Characterization and Modeling of 28-nm FDSOI CMOS Technology down to Cryogenic Temperatures

TL;DR

This paper extensively characterizes and models 28-nm FDSOI CMOS technology at cryogenic temperatures, revealing key phenomena and providing models crucial for integrating these circuits with silicon qubits at deep cryogenic levels.

Contribution

It introduces a comprehensive cryogenic modeling approach for 28-nm FDSOI CMOS, including transfer characteristics and mobility trends down to 1.4 K, aiding future quantum-classical integration.

Findings

Mobility degradation observed in long pMOS at cryogenic temperatures.

Maximum hole mobility around 77 K for pMOS devices.
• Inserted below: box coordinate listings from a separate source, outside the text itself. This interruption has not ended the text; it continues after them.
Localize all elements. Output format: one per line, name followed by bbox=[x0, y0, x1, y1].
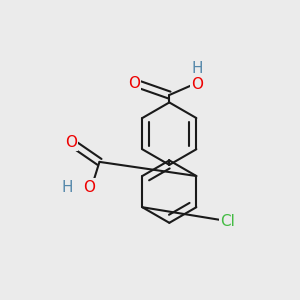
Text: H: H bbox=[61, 180, 73, 195]
Text: O: O bbox=[65, 135, 77, 150]
Text: O: O bbox=[128, 76, 140, 91]
Text: O: O bbox=[192, 77, 204, 92]
Text: O: O bbox=[83, 180, 95, 195]
Text: Cl: Cl bbox=[220, 214, 235, 229]
Text: H: H bbox=[192, 61, 203, 76]
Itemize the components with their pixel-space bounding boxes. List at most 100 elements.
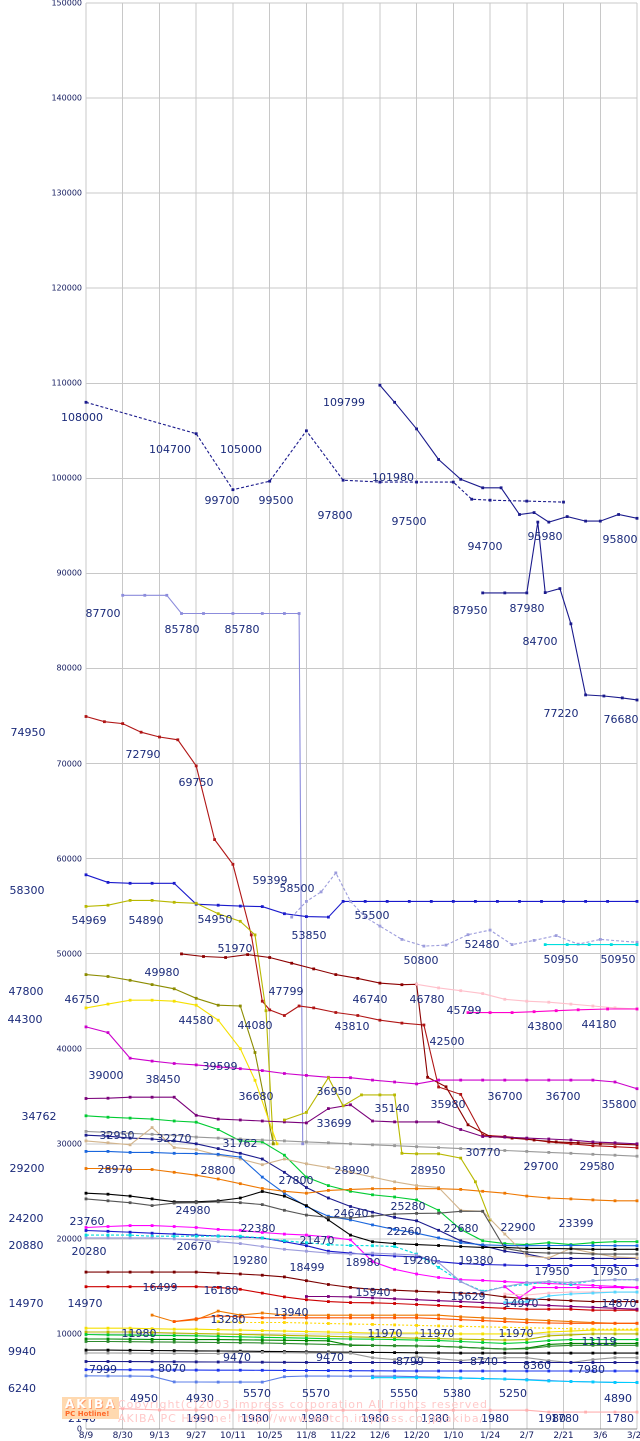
- series-marker: [525, 1332, 529, 1336]
- series-line: [85, 1333, 637, 1344]
- data-value-label: 23399: [558, 1217, 594, 1230]
- series-marker: [569, 1320, 573, 1323]
- series-marker: [172, 1331, 176, 1335]
- series-marker: [260, 1333, 264, 1337]
- series-marker: [283, 1334, 286, 1337]
- data-value-label: 19280: [232, 1254, 268, 1267]
- series-marker: [172, 1237, 176, 1241]
- series-marker: [503, 1242, 507, 1245]
- data-value-label: 36700: [545, 1090, 581, 1103]
- series-marker: [371, 1143, 374, 1147]
- series-line: [86, 1167, 637, 1202]
- series-marker: [532, 511, 536, 514]
- data-value-label: 87950: [452, 604, 488, 617]
- series-marker: [349, 1331, 352, 1334]
- series-marker: [525, 1321, 529, 1324]
- series-marker: [437, 1236, 440, 1240]
- series-marker: [415, 1316, 418, 1320]
- series-marker: [525, 1338, 529, 1341]
- series-marker: [106, 1340, 110, 1343]
- series-marker: [378, 981, 382, 985]
- series-marker: [150, 998, 154, 1002]
- series-marker: [202, 955, 205, 958]
- data-value-label: 36700: [487, 1090, 523, 1103]
- series-marker: [305, 1330, 308, 1333]
- series-marker: [459, 1318, 463, 1322]
- series-marker: [150, 1236, 154, 1240]
- series-marker: [283, 1329, 286, 1333]
- series-marker: [305, 1313, 308, 1317]
- series-marker: [283, 1153, 286, 1157]
- series-marker: [260, 1329, 264, 1332]
- series-marker: [525, 1303, 529, 1306]
- series-marker: [635, 1361, 639, 1364]
- series-marker: [613, 1321, 617, 1325]
- series-marker: [591, 1308, 595, 1312]
- series-marker: [635, 1142, 639, 1146]
- data-value-label: 4930: [186, 1392, 214, 1405]
- series-marker: [635, 1290, 639, 1294]
- series-marker: [216, 1065, 220, 1069]
- y-axis-tick-label: 100000: [51, 473, 82, 483]
- series-marker: [312, 967, 316, 971]
- series-marker: [635, 1244, 639, 1248]
- series-line: [86, 1327, 637, 1335]
- series-marker: [459, 1369, 463, 1373]
- data-value-label: 1780: [551, 1412, 579, 1425]
- series-marker: [474, 900, 477, 903]
- data-value-label: 18980: [345, 1256, 381, 1269]
- series-marker: [327, 1189, 330, 1192]
- series-marker: [260, 1187, 264, 1190]
- series-marker: [565, 515, 569, 518]
- series-marker: [128, 1348, 132, 1352]
- series-marker: [459, 1245, 463, 1248]
- series-marker: [283, 1351, 286, 1355]
- series-marker: [327, 1330, 330, 1334]
- series-marker: [488, 1011, 492, 1014]
- series-marker: [327, 1251, 330, 1255]
- series-marker: [283, 1191, 286, 1195]
- series-marker: [437, 1313, 440, 1317]
- series-marker: [238, 1321, 242, 1324]
- series-marker: [591, 1342, 595, 1345]
- series-marker: [499, 486, 503, 490]
- series-marker: [172, 1351, 176, 1355]
- series-marker: [525, 1252, 529, 1256]
- series-marker: [84, 1348, 88, 1352]
- series-marker: [569, 1244, 573, 1247]
- series-marker: [128, 1333, 132, 1337]
- series-marker: [591, 1369, 595, 1373]
- series-marker: [216, 1328, 220, 1332]
- series-marker: [525, 1283, 529, 1286]
- series-marker: [327, 1334, 330, 1338]
- series-marker: [260, 1360, 264, 1364]
- series-marker: [547, 1241, 551, 1245]
- series-marker: [216, 1271, 220, 1275]
- series-marker: [459, 1228, 463, 1231]
- series-marker: [238, 1137, 242, 1141]
- series-marker: [238, 1380, 242, 1384]
- data-value-label: 35800: [601, 1098, 637, 1111]
- akiba-logo-line1: AKIBA: [65, 1397, 117, 1411]
- series-marker: [613, 1338, 617, 1341]
- series-marker: [150, 1285, 154, 1289]
- data-value-label: 95980: [527, 530, 563, 543]
- series-marker: [216, 1286, 220, 1289]
- series-marker: [121, 722, 125, 725]
- series-marker: [584, 1410, 587, 1414]
- data-value-label: 105000: [220, 443, 262, 456]
- series-marker: [613, 1351, 617, 1355]
- series-marker: [415, 1344, 418, 1348]
- series-marker: [106, 881, 110, 884]
- series-marker: [613, 1342, 617, 1345]
- series-marker: [260, 612, 264, 615]
- data-value-label: 5380: [443, 1387, 471, 1400]
- series-marker: [341, 900, 345, 903]
- series-marker: [385, 900, 389, 903]
- series-marker: [393, 1313, 396, 1317]
- series-marker: [305, 1361, 308, 1364]
- series-marker: [150, 1204, 154, 1207]
- series-marker: [459, 1337, 463, 1341]
- series-marker: [216, 903, 220, 907]
- series-marker: [106, 1326, 110, 1330]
Development of physics-based cryogenic compact models for FDSOI CMOS.

Abstract

This paper presents an extensive characterization and modeling of a commercial 28-nm FDSOI CMOS process operating down to cryogenic temperatures. The important cryogenic phenomena influencing this technology are discussed. The low-temperature transfer characteristics including body-biasing are modeled over a wide temperature range (room temperature down to 4.2\,K) using the design-oriented simplified-EKV model. The trends of the free-carrier mobilities versus temperature in long and short-narrow devices are extracted from dc measurements down to 1.4\,K and 4.2\,K respectively, using a recently-proposed method based on the output conductance. A cryogenic-temperature-induced mobility degradation is observed on long pMOS, leading to a maximum hole mobility around 77\,K. This work sets the stage for preparing industrial design kits with physics-based cryogenic compact models, a prerequisite for the successful co-integration of FDSOI CMOS circuits with silicon qubits operating at deep-cryogenic temperatures.